LJ Idol - Week 1: Saying Goodbye
You could ask me to remember the phone call, but I can't. Everything is a blur in that moment when I learned my grandmother had died. I can't even remember if I cried, but I want to think I did.
I do remember asking if I should go home. I was in Miami; my first adult vacation on my own. I was going to spend a week away from New York, and the increased battle that was going on with my father and his siblings. They had been fighting for years on my grandmother's health care and what needed to be done.
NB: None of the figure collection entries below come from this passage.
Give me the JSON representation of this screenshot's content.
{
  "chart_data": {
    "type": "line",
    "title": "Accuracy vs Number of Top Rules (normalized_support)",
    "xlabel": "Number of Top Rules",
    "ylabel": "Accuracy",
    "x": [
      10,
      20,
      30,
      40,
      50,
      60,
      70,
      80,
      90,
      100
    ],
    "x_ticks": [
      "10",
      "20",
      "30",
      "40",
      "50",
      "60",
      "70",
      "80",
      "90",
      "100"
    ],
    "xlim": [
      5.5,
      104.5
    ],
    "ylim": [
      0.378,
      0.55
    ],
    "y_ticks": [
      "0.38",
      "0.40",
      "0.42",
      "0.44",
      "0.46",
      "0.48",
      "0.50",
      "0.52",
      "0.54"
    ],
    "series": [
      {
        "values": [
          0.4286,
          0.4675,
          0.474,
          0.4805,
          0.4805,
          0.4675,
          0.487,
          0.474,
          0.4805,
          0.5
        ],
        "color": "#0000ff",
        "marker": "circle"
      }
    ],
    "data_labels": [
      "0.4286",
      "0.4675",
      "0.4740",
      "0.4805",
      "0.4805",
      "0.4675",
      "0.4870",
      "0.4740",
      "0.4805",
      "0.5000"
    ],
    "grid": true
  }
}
Three years prior, I was the one there when she accidentally set herself on fire. She was in her late 80's and Alzheimer's had taken away most of what I had loved in her. There was no spoiling anymore - no sweet treats left on my plate when my brothers and cousins were told they were gone. Little gifts given to me for no reason at all. No hugs and kisses and I love yous. Those had stopped years ago. A dangling cigarette dropping onto her sweater sent her to the nursing home that would her residence for the rest of her life.
I hadn't seen my grandmother in about a year. It was too hard to walk into a room and see a shell that didn't remember your name. I tried to smile, to remind her of my name once more while leaving the flowers my mother had bought. I was just finishing my teenage years then and I didn't understand what was happening to her.
10 years later and I still don't really know.
My mother told me to stay in Miami and keep enjoying myself. The funeral was going to be a mess (which it was), and she would rather I not be there. Your grandmother wouldn't want you to stop living because of her death.
It was drizzling as I walked along the beach that afternoon. I just needed to get out of my room, no matter what the weather was. Finally I just sat down to watch the boats in the distance while the water lapped at my feet. It was then I felt the object brush against my bare foot.
I reached into the water and pulled out the strangest shell I had ever seen. It looked like a piece of shell or rock, and there was a twig growing out of it. However, the twig didn't feel like wood, and the edges were smooth.
That was the moment where I felt a hand close over mine. There was no one there that I could see, but I knew my grandmother was there, and this was her way of saying goodbye to me.
One last little treasure just for me.